The way that many people in the United States have been eating gives them twice as much sodium as potassium while the diet, that humans evolved to eat that tends to produce optimum blood pressure and good health contains five times as much potassium as sodium.

Unfortunately, the list of foods too many people still eat every day includes bread, desserts, and snacks that all contain a lot of sodium salt and hardly any potassium.

And, these same people all too often eat virtually no green or nonstarchy vegetables or whole fruit on most days each week.

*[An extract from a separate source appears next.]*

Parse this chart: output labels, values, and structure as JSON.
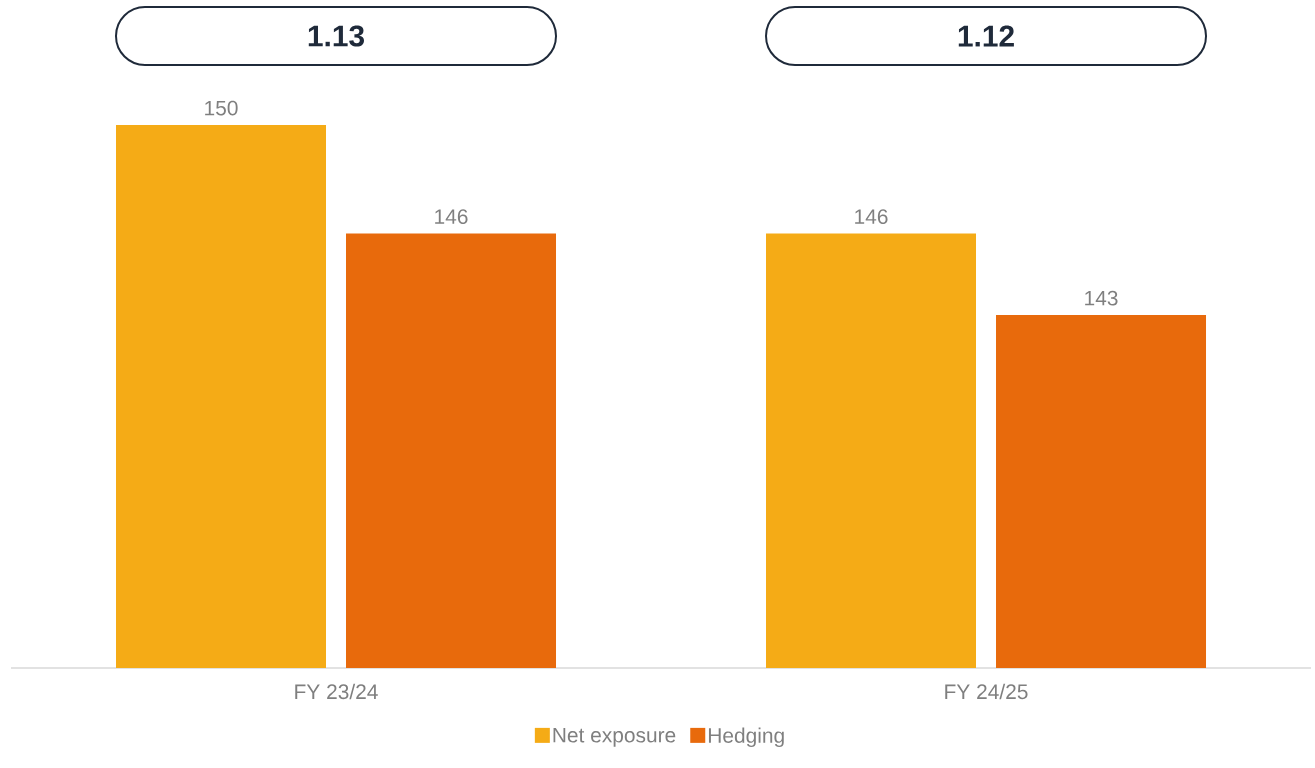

The research of Doctor Houston and others show that reversing this eating pattern protects your health and either keeps your blood pressure at optimal levels or moves it that direction.

The even better news is that making this change tends to help people lose fat without becoming hungry.

And, losing this excess fat (or not gaining it in the first place) also protects your health and either keeps your blood pressure at optimal levels or moves it that direction.

Almost every nonstarchy and unsalted vegetable or whole fruit is high in potassium while virtually all refined grain foods, packaged foods, snacks etc now sold in stores are surprisingly high in added salt.

Clearly eliminating such foods at least 95 % if the time and replacing them with nonstarchy vegetables and whole fruit will help to lower high blood pressure.

One of the nice things is that many of the kinds of whole fruit that are high in potassium taste good. Bananas and cantaloupe are two examples.

Avocados are high in potassium. And, they have mostly heart health OK monosaturated oils.

And, though vegetables such as raw carrots or broccoli are less enticing, they have incredible other health benefits and are the most effective at helping you lose or prevent gaining excess bodyfat.